The religious liberty guaranteed by the Constitution followed a considerable period of anti-Catholic bigotry in the original colonies before the Revolutionary War. But that prejudice softened, largely because the predominantly Protestant colonists fought alongside Catholics and because many Catholics supported the cause of independence. George Washington also promoted respect for all religions throughout his life — even declaring in his farewell address in 1796, “religion and morality were indispensable if the new republic is to thrive.”
Alito said that he first noticed anti-Catholic sentiment in the U.S. as a young boy in 1960 during the presidential campaign of John F. Kennedy, whose victory he said “lifted me up from the status of second-class American.”
In 2007, Alito experienced anti-Catholic bias personally, after he and other Catholic justices of the Supreme Court voted to uphold the ban on partial-birth abortion. A newspaper cartoon showed the Catholic justices wearing bishops’ miters, perpetuating “the old slander that Catholics could not be trusted or could not exercise independent judgment,” said the associate justice, who visited St. Paul’s with his wife Martha-Ann.
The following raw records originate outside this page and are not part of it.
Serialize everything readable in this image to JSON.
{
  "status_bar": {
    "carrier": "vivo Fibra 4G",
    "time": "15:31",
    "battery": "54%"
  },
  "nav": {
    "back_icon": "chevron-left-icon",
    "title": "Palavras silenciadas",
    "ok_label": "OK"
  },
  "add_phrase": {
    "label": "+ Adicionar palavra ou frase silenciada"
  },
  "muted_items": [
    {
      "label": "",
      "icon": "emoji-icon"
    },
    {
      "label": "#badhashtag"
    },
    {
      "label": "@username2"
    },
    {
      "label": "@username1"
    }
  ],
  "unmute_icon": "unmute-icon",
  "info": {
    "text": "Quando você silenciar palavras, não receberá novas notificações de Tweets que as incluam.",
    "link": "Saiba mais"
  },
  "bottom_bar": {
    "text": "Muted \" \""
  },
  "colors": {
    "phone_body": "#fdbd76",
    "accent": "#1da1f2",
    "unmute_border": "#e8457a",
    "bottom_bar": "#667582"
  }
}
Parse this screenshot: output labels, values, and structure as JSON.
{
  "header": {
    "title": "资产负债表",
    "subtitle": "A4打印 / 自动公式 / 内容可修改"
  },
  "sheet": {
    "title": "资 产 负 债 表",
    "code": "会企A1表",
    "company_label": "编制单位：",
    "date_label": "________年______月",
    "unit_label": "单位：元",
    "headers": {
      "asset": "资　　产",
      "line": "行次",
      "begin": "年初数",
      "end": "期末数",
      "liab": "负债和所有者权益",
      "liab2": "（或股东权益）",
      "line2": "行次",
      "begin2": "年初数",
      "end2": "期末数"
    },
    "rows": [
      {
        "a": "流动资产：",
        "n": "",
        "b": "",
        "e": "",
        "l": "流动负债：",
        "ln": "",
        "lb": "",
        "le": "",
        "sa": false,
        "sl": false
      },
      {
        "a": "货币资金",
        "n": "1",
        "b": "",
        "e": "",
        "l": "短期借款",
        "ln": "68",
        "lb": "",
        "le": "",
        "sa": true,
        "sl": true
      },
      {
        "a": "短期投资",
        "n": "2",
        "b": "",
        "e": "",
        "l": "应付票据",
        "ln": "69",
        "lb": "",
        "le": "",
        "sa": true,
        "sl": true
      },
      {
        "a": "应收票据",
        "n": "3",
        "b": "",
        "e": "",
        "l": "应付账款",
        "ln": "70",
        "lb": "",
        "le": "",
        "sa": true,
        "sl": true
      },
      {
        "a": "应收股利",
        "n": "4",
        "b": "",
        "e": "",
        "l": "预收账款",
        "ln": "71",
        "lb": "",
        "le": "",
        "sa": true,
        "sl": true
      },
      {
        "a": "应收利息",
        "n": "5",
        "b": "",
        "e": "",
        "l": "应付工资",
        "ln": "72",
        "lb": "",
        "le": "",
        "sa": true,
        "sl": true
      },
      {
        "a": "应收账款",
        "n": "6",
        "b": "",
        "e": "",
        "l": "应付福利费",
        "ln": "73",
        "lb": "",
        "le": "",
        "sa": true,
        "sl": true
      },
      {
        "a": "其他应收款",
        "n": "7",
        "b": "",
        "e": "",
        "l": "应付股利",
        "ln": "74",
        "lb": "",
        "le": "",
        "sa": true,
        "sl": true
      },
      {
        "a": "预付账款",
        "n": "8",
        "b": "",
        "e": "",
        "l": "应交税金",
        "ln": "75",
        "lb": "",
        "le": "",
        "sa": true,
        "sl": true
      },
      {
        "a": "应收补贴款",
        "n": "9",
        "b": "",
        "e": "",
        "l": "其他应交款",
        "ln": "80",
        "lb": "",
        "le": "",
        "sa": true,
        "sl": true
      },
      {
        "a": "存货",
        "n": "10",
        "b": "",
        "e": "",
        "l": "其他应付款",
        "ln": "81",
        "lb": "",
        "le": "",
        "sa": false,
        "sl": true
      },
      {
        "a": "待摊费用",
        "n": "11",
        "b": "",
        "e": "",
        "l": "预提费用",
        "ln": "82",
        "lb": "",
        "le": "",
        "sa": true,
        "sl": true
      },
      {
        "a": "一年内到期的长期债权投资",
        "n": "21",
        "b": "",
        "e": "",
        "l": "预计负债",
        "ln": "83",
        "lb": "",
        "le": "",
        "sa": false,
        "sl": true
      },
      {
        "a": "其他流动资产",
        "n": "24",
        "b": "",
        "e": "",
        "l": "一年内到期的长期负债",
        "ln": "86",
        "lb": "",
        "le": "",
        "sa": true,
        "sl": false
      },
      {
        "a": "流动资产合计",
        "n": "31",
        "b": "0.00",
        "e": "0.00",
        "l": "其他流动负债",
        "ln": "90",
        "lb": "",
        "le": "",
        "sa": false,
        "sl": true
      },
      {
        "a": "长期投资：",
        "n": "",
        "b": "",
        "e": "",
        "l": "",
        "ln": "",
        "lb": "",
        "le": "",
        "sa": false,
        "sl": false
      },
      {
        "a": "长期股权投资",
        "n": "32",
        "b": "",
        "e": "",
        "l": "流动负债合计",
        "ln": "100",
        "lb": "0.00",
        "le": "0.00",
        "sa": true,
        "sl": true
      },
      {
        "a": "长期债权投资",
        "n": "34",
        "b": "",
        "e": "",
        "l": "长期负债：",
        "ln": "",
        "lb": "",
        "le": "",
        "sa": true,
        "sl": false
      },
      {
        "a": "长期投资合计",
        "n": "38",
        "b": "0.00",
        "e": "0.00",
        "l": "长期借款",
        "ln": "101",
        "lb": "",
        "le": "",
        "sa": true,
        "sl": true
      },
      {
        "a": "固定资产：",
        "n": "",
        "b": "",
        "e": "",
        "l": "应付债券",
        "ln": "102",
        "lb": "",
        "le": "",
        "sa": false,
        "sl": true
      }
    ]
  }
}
Before the presentation, Bishop Serratelli greeted Alito in the mansion of the Evangelization Center with Father Paul Manning, St. Paul’s executive director and diocesan vicar for evangelization; Judge Andrew Napolitano, a Fox News commentator; and other lawyers and St. Paul’s staffers. There, the Bishop made a presentation to honor Andrew Anselmi, an Advocati Christi member. Anselmi was named a Knight of St. Gregory, a papal order bestowed on him by the Vatican.
“Our culture marginalizes God,” said Bishop Serratelli in his remarks before Alito’s presentation. “Justice Alito’s office calls him to make legal decisions that conform not only with the Constitution of our country, but also with God’s law open to all through human reason. We pledge our prayers for the vocation that God has given you for the good of our great nation,” he said.
Like all the talks in the series, the event started with a 5:30 p.m. Mass in St. Paul’s chapel, followed by 6 p.m. cocktail hour and conversation; a 7 p.m. presentation, including questions and answers; and an 8 p.m. gathering of fellows of the Outreach for Lawyers, including private dinner with the speaker and discussion. Lawyers are eligible to earn Continuing Legal Education (CLE) credits for attending.
After Alito’s talk, Father Manning mentioned several takeaways, including that “Our nation’s dedication to religious liberty requires our dedication to our own religion.”
“Justice Alito’s presentation was inspiring. He told us that it’s important as lawyers for us to evangelize by preserving religious liberty,” Anselmi said.